A quick link to a good overview/opinion piece in the Economist
today about Fukushima. Nearly a week after the start of this nuclear nail-biter, it looks like the severe catastrophe people feared early on will not happen. At this stage, there is not a large scale health crisis. Local radiation levels (very near the plant) spiked and no doubt a group of people has been or will be affected by the exposure. This is very regrettable and sad. But, thank goodness, Fukushima is not a second Chernobyl.

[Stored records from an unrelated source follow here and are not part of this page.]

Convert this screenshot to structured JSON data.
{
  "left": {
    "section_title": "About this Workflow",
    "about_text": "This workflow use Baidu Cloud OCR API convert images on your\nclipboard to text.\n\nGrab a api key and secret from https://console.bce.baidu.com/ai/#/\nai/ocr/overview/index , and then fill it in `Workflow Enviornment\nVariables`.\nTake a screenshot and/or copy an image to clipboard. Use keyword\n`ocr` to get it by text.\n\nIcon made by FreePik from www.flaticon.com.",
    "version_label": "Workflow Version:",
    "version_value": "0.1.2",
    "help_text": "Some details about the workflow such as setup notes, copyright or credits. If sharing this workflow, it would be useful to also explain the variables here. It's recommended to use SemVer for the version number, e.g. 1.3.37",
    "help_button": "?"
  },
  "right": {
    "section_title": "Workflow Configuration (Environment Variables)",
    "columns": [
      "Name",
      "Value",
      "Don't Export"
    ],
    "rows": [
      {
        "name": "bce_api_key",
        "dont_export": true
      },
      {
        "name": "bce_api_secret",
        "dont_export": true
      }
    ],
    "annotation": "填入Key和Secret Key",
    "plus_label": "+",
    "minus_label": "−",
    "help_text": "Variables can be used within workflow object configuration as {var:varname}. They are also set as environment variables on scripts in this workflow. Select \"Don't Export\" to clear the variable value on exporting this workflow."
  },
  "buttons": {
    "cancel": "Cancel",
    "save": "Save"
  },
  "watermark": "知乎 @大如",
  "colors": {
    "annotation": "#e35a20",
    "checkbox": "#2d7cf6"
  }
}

There is fear still amongst the general population, here as well as in Japan. With the conditions as they are, we do not run any risks. Even if radio-active gases are blown in our direction, by the time any of them reaches our shores, the radio-active levels will be so low that it won’t affect anyone. Remember that we are exposed to radiation every day: the earth is radio-active. We also happily submit ourselves to X-rays and CT-scans. Whatever can reach us at this stage, will add just a tad, if anything, to our normal background radiation exposure. So, you can fully relax about it. Also in Japan, outside the safety zone, there is currently no need for concern. Radiation levels measured in Tokyo are a bit above normal, again not posing any threats at this stage.
Many people find nuclear energy scary. You cannot see it, cannot smell it, the science behind is is hard to understand and perhaps too closely related to nuclear weapons, and the radiation exposure can lead to cancer, which is also a very scary illness. But put all the dramatic news coverage about Fukushima in some perspective. This is an industrial disaster, not a large scale health crisis. The real crisis at the moment is with the people who suffered the tsunami, the high death toll, the displaced and those without sufficient food and water who try to survive in the shelters.